Gli ingranaggi della solitudine - appunti sparsi sulla poesia di Amelia Rosselli


Il linguaggio poetico di Amelia Rosselli, è stato detto, sembra non derivare da nessuna tradizione in particolare, e tantomeno riesce a trovare arginature e discendenze italiane certe. Forse, tale fenomeno può derivare dal rifiuto (che, beninteso, non è un rifiuto solare e cosciente)di ri-prodursi. Certo, l’arte non deve necessariamente non-produrre: e infatti qui non si tratta certo di gratuità estetica ed estetizzante, casomai di una gratuità pagata a caro prezzo. L’arte rifiuta piuttosto di riprodurre chi la scrive, cioè rifiuta di in-scriverlo.
E da questo punto di vista gli errori e i lapsus della Rosselli non sarebbero la devianza dalla norma (nell’immediatezza priva di memoria dell’attimo esplosivo di linguaggio non c’è forse regola e nemmeno ricordo) ma un modo per chiedere appunto un riconoscimento altro da quello che ci ri-produce, oppure un mezzo per arrestare il flusso altrimenti troppo impetuoso e privo di ostacoli di una parola nello stesso tempo piena e vuota, totalmente censoria nelle sue regole (ma anche nelle sue trasgressioni) e totalmente libera.

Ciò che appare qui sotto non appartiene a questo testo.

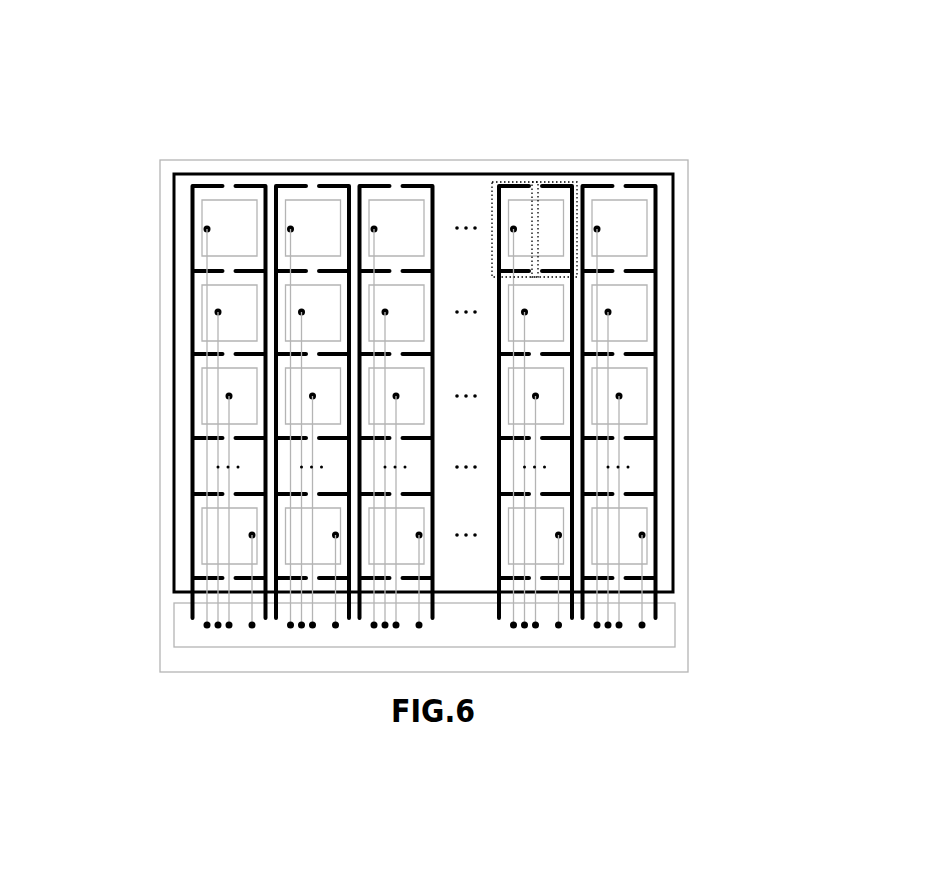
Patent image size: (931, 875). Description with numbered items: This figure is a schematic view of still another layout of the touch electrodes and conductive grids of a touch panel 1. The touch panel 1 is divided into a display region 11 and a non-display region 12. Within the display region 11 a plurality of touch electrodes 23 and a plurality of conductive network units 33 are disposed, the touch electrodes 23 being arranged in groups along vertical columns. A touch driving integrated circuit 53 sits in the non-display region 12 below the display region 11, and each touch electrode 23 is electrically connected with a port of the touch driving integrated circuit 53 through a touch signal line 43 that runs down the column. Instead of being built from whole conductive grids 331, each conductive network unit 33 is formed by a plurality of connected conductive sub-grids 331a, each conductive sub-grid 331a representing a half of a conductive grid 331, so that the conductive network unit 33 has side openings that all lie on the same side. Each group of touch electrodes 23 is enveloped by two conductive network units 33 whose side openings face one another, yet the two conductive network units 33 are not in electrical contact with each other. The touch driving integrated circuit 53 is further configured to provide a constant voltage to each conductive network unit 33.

In questo delirio sismico e magmatico della lingua il valore del significato è estremamente labile (come anche Giudici notava nella nota introduttiva alle poesie garzantiane): siamo di fronte proprio ad un cataclisma. Ad un cataclisma e alla sua simultanea simulazione linguistica. Una simulazione di ciò che c’è già: una distruzione che già è in atto e che attraverso il linguaggio si vorrebbe generare come figlia più o meno cosciente della volontà, proprio per esorcizzarne la portata e per illudersi di poterla almeno direzionare.
Insomma, sembrerebbe che la Rosselli fingesse di procurare criticamente un disvelamento dei meccanismi tarati dei codici, uno scardinamento programmatico, avanguardistico.
La recita, da parte sua, dell’avanguardia e della neoavanguardia.
Invece è il tentativo di un progetto quasi matematico (spazi metrici) volto a creare delle forme-formule vuote (com’è della matematica stessa, della scienza e della magia) in grado di ospitare ciò che altrimenti non si darebbe, non si riconoscerebbe: una sorta di somatizzazione cosciente della lingua.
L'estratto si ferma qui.